Last modified: 2011-10-12
Abstract
Species occurrence data available in portals such as GBIF and IABIN are widely used in many studies on conservation and sustainable use of natural resources. The quality of those data, especially taxonomic and location data, are essential for the quality of numerous studies, assessments and models derived from them.
Data quality (DQ) is a multidimensional concept, each dimension representing an aspect of quality and allowing a more objective measurement and management of DQ. The dimensions of DQ include Completeness (sufficiency to perform a task); Consistency (contradictions absence); Credibility (source reputation); Accuracy (correctness or veracity); Precision (resolution or granularity).
The DQ in each dimension may be improved by preventing common error patterns such as: domain value redundancy; missing data value; incorrect data values; nonatomic data values; duplicate occurrences; inconsistent data values; and information quality contamination.
In order to improve the quality of the data digitized in the Biodiversity Data Digitizer (BDD), a web-based system, two computational resources have been designed and integrated to it aiming at decreasing digitization errors on location and taxonomic data, and improving data completeness, consistency, credibility, accuracy and precision.
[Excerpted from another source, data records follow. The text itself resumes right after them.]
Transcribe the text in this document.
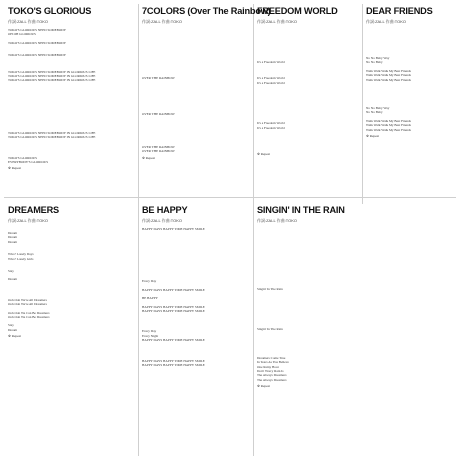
TOKO'S GLORIOUS
作詞:ZALL 作曲:TOKO
TOKO'S GLORIOUS NEED SOMEBODY
OH OH GLORIOUS
TOKO'S GLORIOUS NEED SOMEBODY
TOKO'S GLORIOUS NEED SOMEBODY
TOKO'S GLORIOUS NEED SOMEBODY IN GLORIOUS LIFE
TOKO'S GLORIOUS NEED SOMEBODY IN GLORIOUS LIFE
TOKO'S GLORIOUS NEED SOMEBODY IN GLORIOUS LIFE
TOKO'S GLORIOUS NEED SOMEBODY IN GLORIOUS LIFE
TOKO'S GLORIOUS NEED SOMEBODY IN GLORIOUS LIFE
TOKO'S GLORIOUS
EVERYBODY'S GLORIOUS
※ Repeat
7COLORS (Over The Rainbow)
作詞:ZALL 作曲:TOKO
OVER THE RAINBOW
OVER THE RAINBOW
OVER THE RAINBOW
OVER THE RAINBOW
※ Repeat
FREEDOM WORLD
作詞:ZALL 作曲:TOKO
It's a Freedom World
It's a Freedom World
It's a Freedom World
It's a Freedom World
It's a Freedom World
※ Repeat
DEAR FRIENDS
作詞:ZALL 作曲:TOKO
No No Baby Way
No No Baby
Walk Walk Walk My Best Friends
Walk Walk Walk My Best Friends
Walk Walk Walk My Best Friends
No No Baby Way
No No Baby
Walk Walk Walk My Best Friends
Walk Walk Walk My Best Friends
Walk Walk Walk My Best Friends
※ Repeat
DREAMERS
作詞:ZALL 作曲:TOKO
Dream
Dream
Dream
Who? Lonely Days
Who? Lonely Girls
Stay
Dream
Ooh Ooh We're All Dreamers
Ooh Ooh We're All Dreamers
Ooh Ooh We Can Be Dreamers
Ooh Ooh We Can Be Dreamers
Stay
Dream
※ Repeat
BE HAPPY
作詞:ZALL 作曲:TOKO
HAPPY DAYS HAPPY TIME HAPPY SMILE
Every Day
HAPPY DAYS HAPPY TIME HAPPY SMILE
BE HAPPY
HAPPY DAYS HAPPY TIME HAPPY SMILE
HAPPY DAYS HAPPY TIME HAPPY SMILE
Every Day
Every Night
HAPPY DAYS HAPPY TIME HAPPY SMILE
HAPPY DAYS HAPPY TIME HAPPY SMILE
HAPPY DAYS HAPPY TIME HAPPY SMILE
SINGIN' IN THE RAIN
作詞:ZALL 作曲:TOKO
Singin' In The Rain
Singin' In The Rain
Dreamers Come True
In Tears As You Believe
One Rainy Hour
Don't Worry Rain Is
The Always Dreamers
The Always Dreamers
※ Repeat
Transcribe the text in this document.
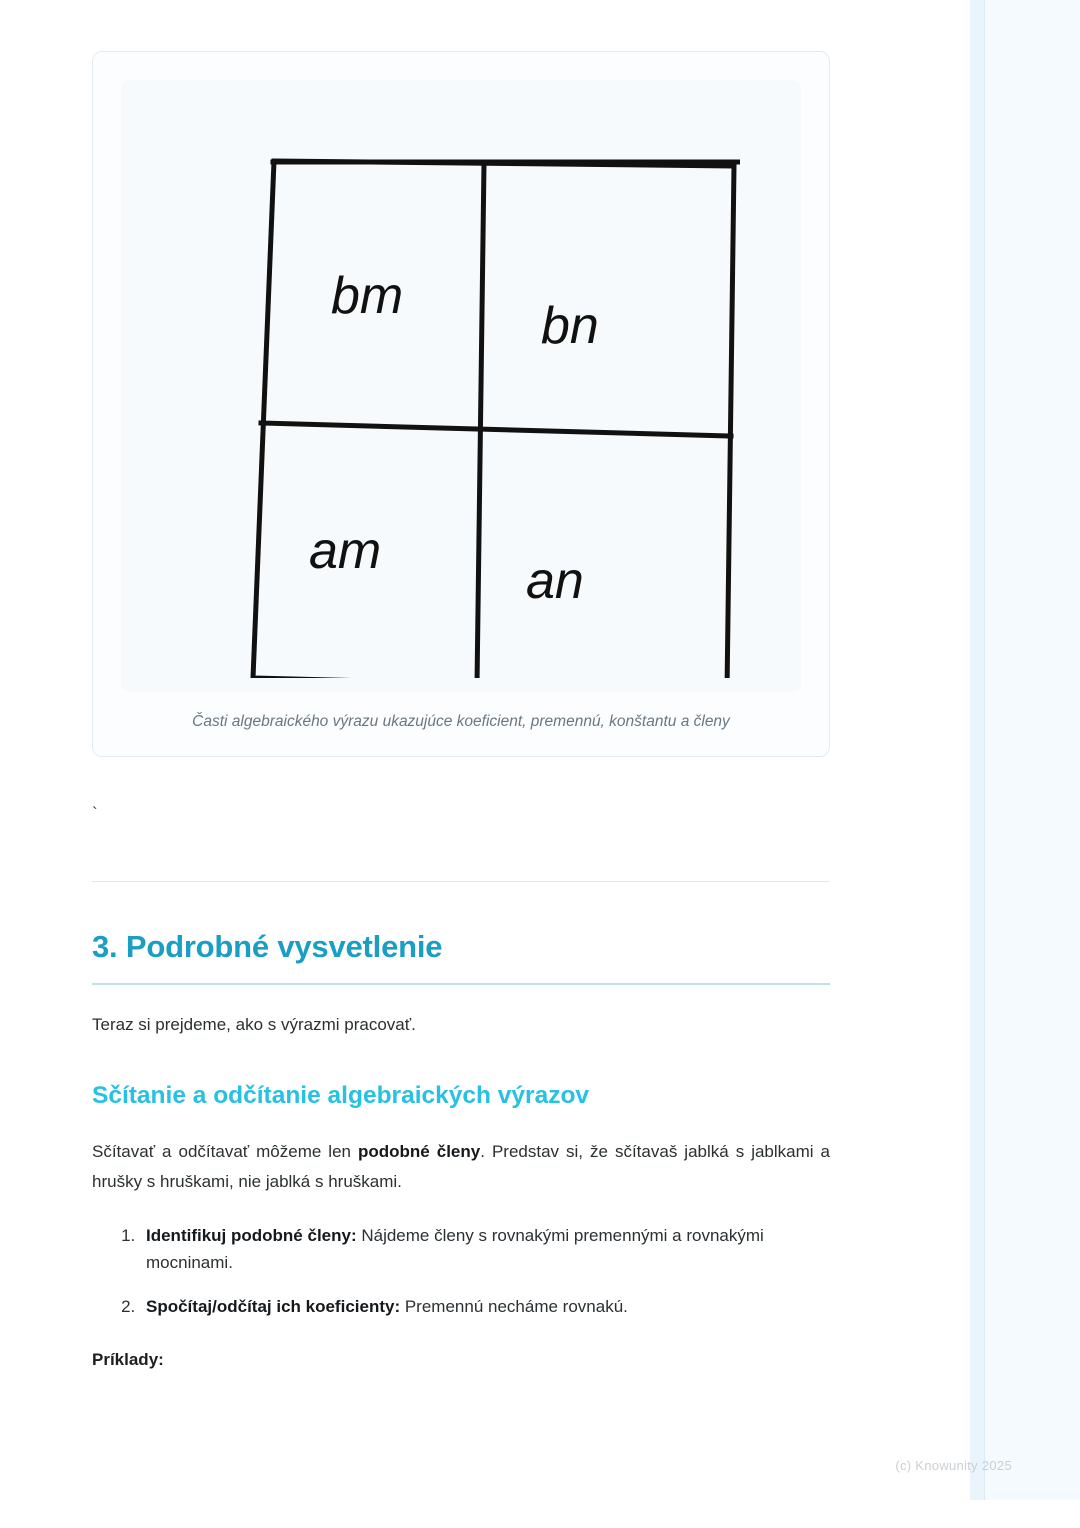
bm
bn
am
an
Časti algebraického výrazu ukazujúce koeficient, premennú, konštantu a členy
`
3. Podrobné vysvetlenie

Teraz si prejdeme, ako s výrazmi pracovať.

Sčítanie a odčítanie algebraických výrazov

Sčítavať a odčítavať môžeme len podobné členy. Predstav si, že sčítavaš jablká s jablkami a hrušky s hruškami, nie jablká s hruškami.

1. Identifikuj podobné členy: Nájdeme členy s rovnakými premennými a rovnakými mocninami.
2. Spočítaj/odčítaj ich koeficienty: Premennú necháme rovnakú.

Príklady:

(c) Knowunity 2025
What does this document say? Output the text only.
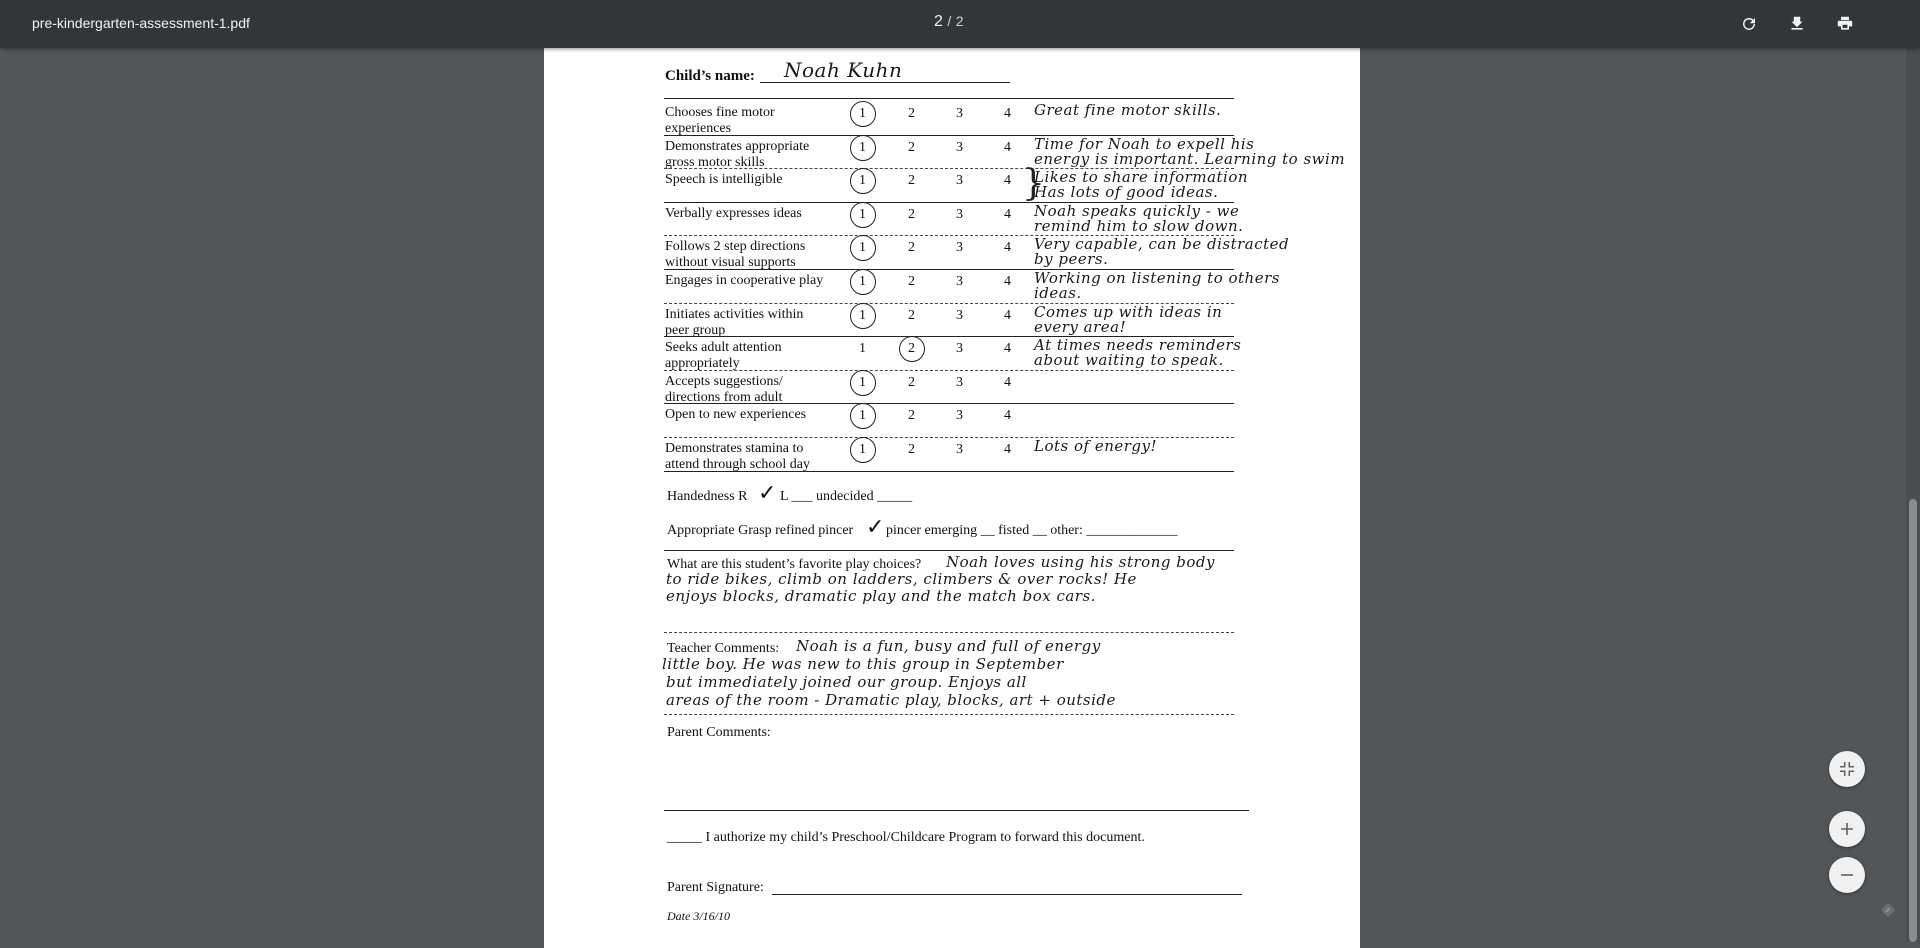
pre-kindergarten-assessment-1.pdf	2 / 2
Child’s name: Noah Kuhn
Chooses fine motor
experiences
1	2	3	4 Great fine motor skills.
Demonstrates appropriate
gross motor skills
1	2	3	4 Time for Noah to expell his
energy is important. Learning to swim
Speech is intelligible	1	2	3	4 Likes to share information
Has lots of good ideas.
Verbally expresses ideas	1	2	3	4 Noah speaks quickly - we
remind him to slow down.
Follows 2 step directions
without visual supports
1	2	3	4 Very capable, can be distracted
by peers.
Engages in cooperative play	1	2	3	4 Working on listening to others
ideas.
Initiates activities within
peer group
1	2	3	4 Comes up with ideas in
every area!
Seeks adult attention
appropriately
1	2	3	4 At times needs reminders
about waiting to speak.
Accepts suggestions/
directions from adult
1	2	3	4
Open to new experiences	1	2	3	4
Demonstrates stamina to
attend through school day
1	2	3	4 Lots of energy!
}
Handedness R ✓ L ___ undecided _____
Appropriate Grasp refined pincer ✓ pincer emerging __ fisted __ other: _____________
What are this student’s favorite play choices? Noah loves using his strong body
to ride bikes, climb on ladders, climbers & over rocks! He
enjoys blocks, dramatic play and the match box cars.
Teacher Comments: Noah is a fun, busy and full of energy
little boy. He was new to this group in September
but immediately joined our group. Enjoys all
areas of the room - Dramatic play, blocks, art + outside
Parent Comments:
_____ I authorize my child’s Preschool/Childcare Program to forward this document.
Parent Signature:
Date 3/16/10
In order to prevent errors in location data a web-based resource was added to BDD, which is organized in three steps: (1) primary data insertion, (2) data source selection and (3) uncertainty reporting. In the first step the user fills primary data in one of three ways: typing known geographical coordinates; using a locality description, like “25 km NNE from New Orleans”; or using a tridimensional interactive map for finding an approximate location. In the second step primary data is used to obtain multiple complementary information such as latitude, longitude, geodetic datum, altitude, municipality, state and country from three data sources: BioGeomancer, Google Maps and GeoNames, which can be selected by the user. In the third step the user can report the coordinate uncertainty in meters. A circle representing the uncertainty is plotted in a map to facilitate its visualization.
As for taxonomic data, errors are prevented using a resource that assists the entry of taxonomic names and hierarchies based on Catalog of Life (CoL) database and on a local collection database. While filling in a taxon field a list of taxon names are suggested to the user. The suggestions displayed are retrieved from the local database using a fuzzy matching technique. This technique allows retrieving textual data, which is orthographically similar. When selecting a taxon name, its hierarchy is obtained in accordance with the local database. If the taxon name typed does not exist in the local database or it is not validated according to CoL, a query is performed into the CoL database. Also using fuzzy matching, suggestions of valid taxon names and hierarchies according to CoL are then presented.
These computational resources integrated to BDD allowed a significant improvement of DQ in the dimensions mentioned by preventing the user from incurring inadvertently in errors such as value redundancy, missing data, incorrect values, nonatomic values, duplicate occurrences, inconsistent values and information quality contamination.